MWC 2014: Don’t Call It a Telco Show!

Peter Jarich
Peter Jarich

Wednesday afternoon at this year’s Mobile World Congress, IBM CEO Virginia Rometty presented a keynote address.  It was a first for IBM and Mobile World Congress.  I was lucky enough to be a part of the GSMA’s video review, giving some predictions on what she might say and then grading her performance.  I wasn’t alone, and in the pre-keynote discussion, one of the other panelists said he’d hoped she would focus on service provider dynamics since MWC is a “telco show.”  My big hope, I chimed in, was that she’d talk about IBM’s Watson work (she did), but the notion of MWC as a “telco show” stuck with me.  More precisely, it struck me as fundamentally incorrect.

If MWC is truly about the “mobile world,” then it must stretch well beyond service providers.  It needs to be a telco show, and an enterprise show, and a device show.

And it has been.  The 2014 edition was a continuation of this diversification.  Wearables – something you’d expect to be more of a CES focus – were featured prominently.  The role of the mobile enterprise continued to grow in prominence.  Connected cars were easy to spot in any number of booths.  Make no mistake, carriers were at the center of the show’s biggest news: AT&T’s Domain 2.0 selections, the shuttering of Telefonica Digital, Facebook’s search for carrier partners.  Yet, they are increasingly positioned as just one part of the MWC story.

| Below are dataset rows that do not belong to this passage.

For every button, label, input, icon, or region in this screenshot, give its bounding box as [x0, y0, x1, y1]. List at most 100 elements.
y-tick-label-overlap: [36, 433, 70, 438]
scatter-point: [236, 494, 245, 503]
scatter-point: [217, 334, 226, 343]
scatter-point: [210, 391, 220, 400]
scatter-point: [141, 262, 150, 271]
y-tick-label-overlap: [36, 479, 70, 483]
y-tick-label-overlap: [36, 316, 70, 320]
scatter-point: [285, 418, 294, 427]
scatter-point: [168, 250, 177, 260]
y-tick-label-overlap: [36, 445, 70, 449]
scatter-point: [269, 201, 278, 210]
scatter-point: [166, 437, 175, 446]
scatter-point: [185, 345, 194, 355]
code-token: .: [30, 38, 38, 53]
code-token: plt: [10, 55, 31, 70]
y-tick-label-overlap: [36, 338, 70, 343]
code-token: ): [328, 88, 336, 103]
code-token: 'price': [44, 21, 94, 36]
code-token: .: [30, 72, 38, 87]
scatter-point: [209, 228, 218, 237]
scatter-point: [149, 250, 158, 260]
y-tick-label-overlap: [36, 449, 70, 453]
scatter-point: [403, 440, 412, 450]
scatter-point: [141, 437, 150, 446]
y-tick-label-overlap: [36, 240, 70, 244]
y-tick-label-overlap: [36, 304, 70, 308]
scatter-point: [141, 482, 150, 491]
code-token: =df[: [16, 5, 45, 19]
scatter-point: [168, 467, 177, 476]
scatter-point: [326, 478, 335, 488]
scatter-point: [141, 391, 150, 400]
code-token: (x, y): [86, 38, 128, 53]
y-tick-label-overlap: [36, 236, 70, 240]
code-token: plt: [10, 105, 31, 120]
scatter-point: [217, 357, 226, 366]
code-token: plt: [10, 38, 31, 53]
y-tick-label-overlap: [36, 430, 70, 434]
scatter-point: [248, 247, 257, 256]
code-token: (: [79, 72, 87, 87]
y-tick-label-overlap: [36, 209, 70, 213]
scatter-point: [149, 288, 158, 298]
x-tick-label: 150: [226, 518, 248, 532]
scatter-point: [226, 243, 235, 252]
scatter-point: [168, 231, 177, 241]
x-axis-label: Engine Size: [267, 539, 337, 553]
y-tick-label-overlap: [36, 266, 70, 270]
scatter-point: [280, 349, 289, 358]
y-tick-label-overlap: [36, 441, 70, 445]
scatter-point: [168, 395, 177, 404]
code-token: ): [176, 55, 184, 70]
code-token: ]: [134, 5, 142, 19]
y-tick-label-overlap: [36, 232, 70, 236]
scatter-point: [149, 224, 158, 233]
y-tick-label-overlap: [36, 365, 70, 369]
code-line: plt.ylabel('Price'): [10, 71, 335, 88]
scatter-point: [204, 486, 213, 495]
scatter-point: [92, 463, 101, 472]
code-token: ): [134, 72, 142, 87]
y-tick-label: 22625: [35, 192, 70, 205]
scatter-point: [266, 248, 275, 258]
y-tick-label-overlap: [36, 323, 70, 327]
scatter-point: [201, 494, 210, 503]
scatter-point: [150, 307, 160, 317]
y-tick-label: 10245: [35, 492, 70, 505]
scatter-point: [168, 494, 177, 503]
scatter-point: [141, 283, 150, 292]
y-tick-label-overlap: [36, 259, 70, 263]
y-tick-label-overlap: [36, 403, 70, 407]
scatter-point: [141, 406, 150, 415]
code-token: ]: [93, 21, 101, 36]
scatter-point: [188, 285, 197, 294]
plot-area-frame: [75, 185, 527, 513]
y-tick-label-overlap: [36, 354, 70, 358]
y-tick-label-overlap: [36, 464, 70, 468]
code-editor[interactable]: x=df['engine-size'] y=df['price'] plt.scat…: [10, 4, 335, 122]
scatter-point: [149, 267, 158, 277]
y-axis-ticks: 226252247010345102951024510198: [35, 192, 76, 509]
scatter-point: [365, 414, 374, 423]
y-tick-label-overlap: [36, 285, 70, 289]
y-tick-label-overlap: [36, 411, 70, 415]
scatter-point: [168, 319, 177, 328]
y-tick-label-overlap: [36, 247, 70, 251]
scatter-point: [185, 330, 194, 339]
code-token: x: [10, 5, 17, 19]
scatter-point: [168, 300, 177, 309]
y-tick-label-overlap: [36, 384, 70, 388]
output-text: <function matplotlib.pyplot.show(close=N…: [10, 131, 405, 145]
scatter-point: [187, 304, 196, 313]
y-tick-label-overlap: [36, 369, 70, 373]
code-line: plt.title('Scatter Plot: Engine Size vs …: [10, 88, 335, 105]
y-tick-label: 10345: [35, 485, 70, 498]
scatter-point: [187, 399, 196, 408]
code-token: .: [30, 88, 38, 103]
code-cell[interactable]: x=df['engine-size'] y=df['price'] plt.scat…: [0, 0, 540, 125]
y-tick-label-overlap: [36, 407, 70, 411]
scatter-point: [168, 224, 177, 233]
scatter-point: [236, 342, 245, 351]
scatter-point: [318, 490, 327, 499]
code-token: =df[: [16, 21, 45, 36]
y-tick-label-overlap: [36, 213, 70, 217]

Ultimately, this is in their interest.  While you might never see it called out as a MWC theme, the (somewhat aspirational) movement of mobile carriers into the enterprise has been ramping over the years and this was reflected well at this year’s Mobile World Congress.  Enterprise coverage solutions, virtualization at the edge of the network, sponsored data: in addition to the well-worn themes of M2M and managed mobility, these all speak to a realization that the enterprise needs to be a part of telco thinking and service planning.  That, in turn, speaks to the need for MWC to be more than just a telco show… if only for the good of the telcos themselves.